Self-Training Boosted Multi-Factor Matching Network for Composed Image Retrieval
Haokun Wen, Xuemeng Song, Jianhua Yin, Jianlong Wu, Weili Guan, Liqiang Nie
TL;DR
This work tackles composed image retrieval by addressing the lack of multi-factor matching analysis and the underutilization of unlabeled data. It introduces LIMN, a CLIP-Transformer based network that learns disentangled latent factor tokens, performs dual aggregation to produce a robust final matching token, and optimizes both token- and factor-level matching losses. To boost generalization, LIMN+ employs an iterative dual self-training loop that uses an image difference captioning model to generate pseudo triplets from unlabeled pairs and filters them with LIMN, achieving state-of-the-art results on FashionIQ, Shoes, CIRR, and Fashion200K. The findings demonstrate that modeling latent matching factors and leveraging unlabeled data substantially improves CIR performance, with LIMN+ offering a practical, plug-in enhancement for existing CIR models and datasets.
Abstract
The composed image retrieval (CIR) task aims to retrieve the desired target image for a given multimodal query, i.e., a reference image with its corresponding modification text.
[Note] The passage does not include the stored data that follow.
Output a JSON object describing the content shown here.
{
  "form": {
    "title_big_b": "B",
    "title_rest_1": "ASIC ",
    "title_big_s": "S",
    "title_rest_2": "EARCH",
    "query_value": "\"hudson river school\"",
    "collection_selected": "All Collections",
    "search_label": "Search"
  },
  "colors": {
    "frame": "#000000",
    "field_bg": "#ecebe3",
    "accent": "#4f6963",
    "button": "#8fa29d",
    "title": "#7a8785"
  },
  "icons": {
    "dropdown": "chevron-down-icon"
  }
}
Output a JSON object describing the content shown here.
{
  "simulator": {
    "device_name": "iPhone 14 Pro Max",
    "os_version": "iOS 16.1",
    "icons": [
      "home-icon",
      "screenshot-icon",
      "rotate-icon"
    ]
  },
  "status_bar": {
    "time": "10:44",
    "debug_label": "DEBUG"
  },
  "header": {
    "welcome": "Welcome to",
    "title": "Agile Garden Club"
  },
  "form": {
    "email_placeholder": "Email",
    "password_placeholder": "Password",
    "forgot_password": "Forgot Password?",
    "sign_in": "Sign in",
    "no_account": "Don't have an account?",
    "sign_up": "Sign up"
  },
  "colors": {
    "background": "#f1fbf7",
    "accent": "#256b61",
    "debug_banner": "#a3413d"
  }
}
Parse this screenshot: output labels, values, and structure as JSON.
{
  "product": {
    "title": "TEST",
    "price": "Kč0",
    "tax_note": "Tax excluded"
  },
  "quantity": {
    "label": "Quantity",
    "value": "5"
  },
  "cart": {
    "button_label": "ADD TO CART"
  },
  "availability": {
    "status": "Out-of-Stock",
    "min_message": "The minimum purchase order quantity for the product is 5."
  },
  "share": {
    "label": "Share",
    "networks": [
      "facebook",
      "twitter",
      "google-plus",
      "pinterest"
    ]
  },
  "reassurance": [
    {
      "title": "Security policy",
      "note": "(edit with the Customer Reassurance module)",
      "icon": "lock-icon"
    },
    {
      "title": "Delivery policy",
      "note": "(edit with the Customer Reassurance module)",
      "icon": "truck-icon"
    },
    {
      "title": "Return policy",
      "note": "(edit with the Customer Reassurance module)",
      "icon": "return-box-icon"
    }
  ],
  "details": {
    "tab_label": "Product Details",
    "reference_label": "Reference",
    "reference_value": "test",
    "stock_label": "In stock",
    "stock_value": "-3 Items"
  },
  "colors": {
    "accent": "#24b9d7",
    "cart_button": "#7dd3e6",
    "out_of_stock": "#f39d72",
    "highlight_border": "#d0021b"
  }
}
The key limitations encountered by existing efforts are two aspects: 1) ignoring the multi-faceted query-target matching factors; 2) ignoring the potential unlabeled reference-target image pairs in existing benchmark datasets. To address these two limitations is non-trivial due to the following challenges: 1) how to effectively model the multi-faceted matching factors in a latent way without direct supervision signals; 2) how to fully utilize the potential unlabeled reference-target image pairs to improve the generalization ability of the CIR model. To address these challenges, in this work, we first propose a muLtI-faceted Matching Network (LIMN), which consists of three key modules: multi-grained image/text encoder, latent factor-oriented feature aggregation, and query-target matching modeling. Thereafter, we design an iterative dual self-training paradigm to further enhance the performance of LIMN by fully utilizing the potential unlabeled reference-target image pairs in a semi-supervised manner. Specifically, we denote the iterative dual self-training paradigm enhanced LIMN as LIMN+. Extensive experiments on three real-world datasets, FashionIQ, Shoes, and Birds-to-Words, show that our proposed method significantly surpasses the state-of-the-art baselines.